Tuesday, May 14, 2024

SIFF ’24: Scala!!!

When John Waters shows up in a documentary about a theater, you know some crazy films must have screened there. They programmed his movies, which definitely qualify. The theater was also known for showing horror, martial arts, art films, and sexploitation bordering on outright raunch. Of course, for regulars, its seediness was part of its charm. Staff, customers, and famous filmmakers remember the good times in Jane Giles &Ali Catterall’s documentary, Scala!!!, which screens again during the 2024 Seattle International Film Festival.

The Beatles filmed one of the concert scenes for
A Hard Day’s Night in the old Scala Theater. This is “new” Scala, but it has an apostolic link to the old theater, after the original location was demolished. Changing formats a few times, it eventually became the eccentric repertory cinema fans knew and loved, around the time it finally settled into its beloved sketchy King’s Cross neighborhood. Frankly, many talking heads make enthusiastic comparisons to grindhouse era Times Square, especially after the Scala started its tradition of all-night marathon screenings.

The programming was certainly eclectic, including high-end art-house films and sleazy exploitation fare.

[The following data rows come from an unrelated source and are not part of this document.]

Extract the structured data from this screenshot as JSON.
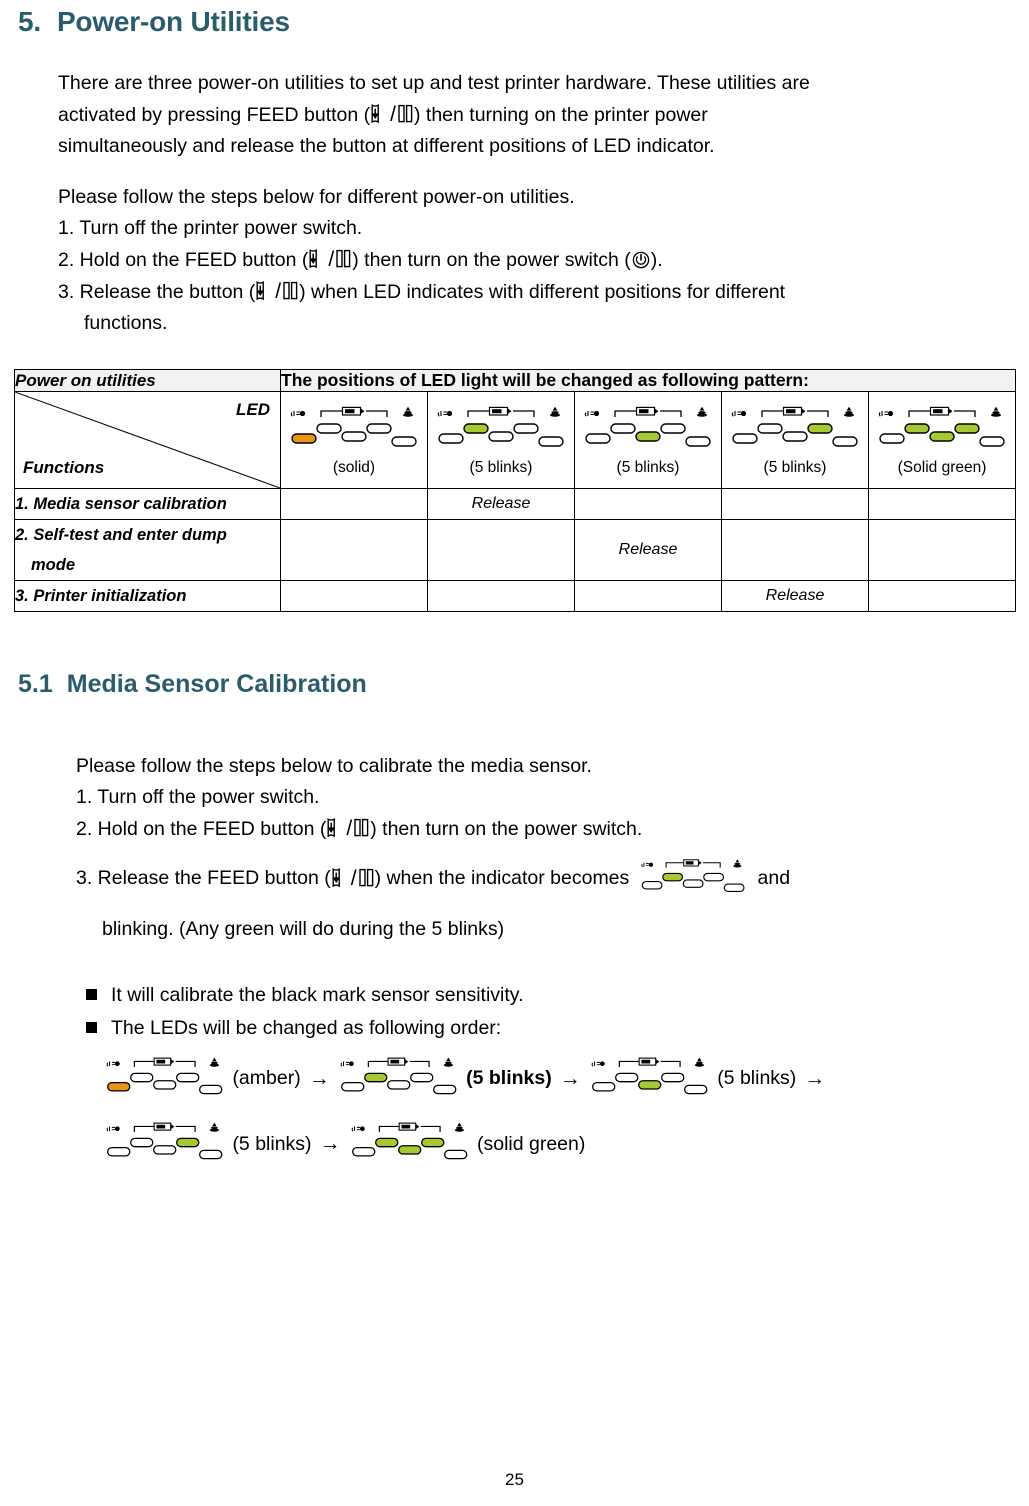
{
  "section": {
    "number": "5.",
    "title": "Power-on Utilities"
  },
  "intro": {
    "line1_a": "There are three power-on utilities to set up and test printer hardware. These utilities are",
    "line2_a": "activated by pressing FEED button (",
    "line2_b": ") then turning on the printer power",
    "line3": "simultaneously and release the button at different positions of LED indicator."
  },
  "steps_intro": "Please follow the steps below for different power-on utilities.",
  "steps": {
    "s1": "1. Turn off the printer power switch.",
    "s2_a": "2. Hold on the FEED button (",
    "s2_b": ") then turn on the power switch (",
    "s2_c": ").",
    "s3_a": "3. Release the button (",
    "s3_b": ") when LED indicates with different positions for different",
    "s3_cont": "functions."
  },
  "table": {
    "header_left": "Power on utilities",
    "header_right": "The positions of LED light will be changed as following pattern:",
    "corner_led": "LED",
    "corner_functions": "Functions",
    "led_captions": [
      "(solid)",
      "(5 blinks)",
      "(5 blinks)",
      "(5 blinks)",
      "(Solid green)"
    ],
    "led_states": [
      [
        "amber",
        "off",
        "off",
        "off",
        "off"
      ],
      [
        "off",
        "green",
        "off",
        "off",
        "off"
      ],
      [
        "off",
        "off",
        "green",
        "off",
        "off"
      ],
      [
        "off",
        "off",
        "off",
        "green",
        "off"
      ],
      [
        "off",
        "green",
        "green",
        "green",
        "off"
      ]
    ],
    "release_label": "Release",
    "rows": [
      {
        "label": "1. Media sensor calibration",
        "label_cont": "",
        "release_col": 2
      },
      {
        "label": "2. Self-test and enter dump",
        "label_cont": "mode",
        "release_col": 3
      },
      {
        "label": "3. Printer initialization",
        "label_cont": "",
        "release_col": 4
      }
    ]
  },
  "subsection": {
    "number": "5.1",
    "title": "Media Sensor Calibration"
  },
  "calib": {
    "intro": "Please follow the steps below to calibrate the media sensor.",
    "s1": "1. Turn off the power switch.",
    "s2_a": "2. Hold on the FEED button (",
    "s2_b": ") then turn on the power switch.",
    "s3_a": "3. Release the FEED button (",
    "s3_b": ") when the indicator becomes",
    "s3_c": "and",
    "s3_cont": "blinking. (Any green will do during the 5 blinks)",
    "s3_led_state": [
      "off",
      "green",
      "off",
      "off",
      "off"
    ]
  },
  "bullets": [
    "It will calibrate the black mark sensor sensitivity.",
    "The LEDs will be changed as following order:"
  ],
  "sequence": {
    "arrow": "→",
    "items": [
      {
        "state": [
          "amber",
          "off",
          "off",
          "off",
          "off"
        ],
        "label": "(amber)",
        "bold": false
      },
      {
        "state": [
          "off",
          "green",
          "off",
          "off",
          "off"
        ],
        "label": "(5 blinks)",
        "bold": true
      },
      {
        "state": [
          "off",
          "off",
          "green",
          "off",
          "off"
        ],
        "label": "(5 blinks)",
        "bold": false
      },
      {
        "state": [
          "off",
          "off",
          "off",
          "green",
          "off"
        ],
        "label": "(5 blinks)",
        "bold": false
      },
      {
        "state": [
          "off",
          "green",
          "green",
          "green",
          "off"
        ],
        "label": "(solid green)",
        "bold": false
      }
    ]
  },
  "page_number": "25",
  "colors": {
    "heading": "#2b5c6b",
    "led_green": "#a6c832",
    "led_amber": "#e8941a",
    "led_off": "#ffffff",
    "table_header_bg": "#f2f2f2",
    "rule": "#000000"
  },
  "icons": {
    "feed_button": "feed-button-icon",
    "power_switch": "power-switch-icon",
    "led_panel": "led-indicator-icon",
    "bullet": "square-bullet-icon"
  }
}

Of course, budding auteurs like Christiopher Nolan were regular patrons. Touring punk bands often crashed there, instead of renting hotel rooms. A lot of drugs were consumed on the premises and the restrooms were a veritable petri dishes overflowing with STDs. At least two people died there—that the staff are willing to cop to. So yeah, good times.

Admittedly, the wild anecdotes are often amusing. The Scala also screened some great stuff, including
Avengers episodes for the series’ fan society, as well as glorified porn. Just about all the talking heads agree the most representative Scala film would be Thundercrack!, a haunted house spoof with X-rated sex scenes, written by George Kuchar.

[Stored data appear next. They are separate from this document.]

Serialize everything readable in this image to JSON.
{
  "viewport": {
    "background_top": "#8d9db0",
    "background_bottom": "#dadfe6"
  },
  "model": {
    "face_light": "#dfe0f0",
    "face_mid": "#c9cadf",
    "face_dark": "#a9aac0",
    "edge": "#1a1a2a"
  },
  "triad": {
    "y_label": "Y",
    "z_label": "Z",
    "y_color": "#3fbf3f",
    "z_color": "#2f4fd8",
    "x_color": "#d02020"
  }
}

Unfortunately, Giles and Catterall kill the good vibes in the final twenty minutes, when they really lean into the Scala’s political affiliations. It is pretty clear a lot of horror and kung fu fans would not have felt welcome in this self-described “inclusive” establishment, due to their political and religious convictions. After listening to them vilify Lady Thatcher, who helped liberate the captive Eastern European nations from their oppressive Soviet occupiers, it is hard to feel much regret for the theater’s demise.

Of course, it is still fun hearing Waters reminisce about some of the most intense
Pink Flamingos screenings he ever attended. It seems like it has been a while since he popped up in a cult film documentary, so it is nice to see him again. Frankly, the film should have maintained the wickedly fun spirit he represents, instead of trying to score cheap political points. The first hour or so is entertaining if you can later find Scala!!! on a free streamer, but its stridency gets tiresome. Not recommended in theaters, Scala!!! screens again this Thursday (5/16) as part of SIFF.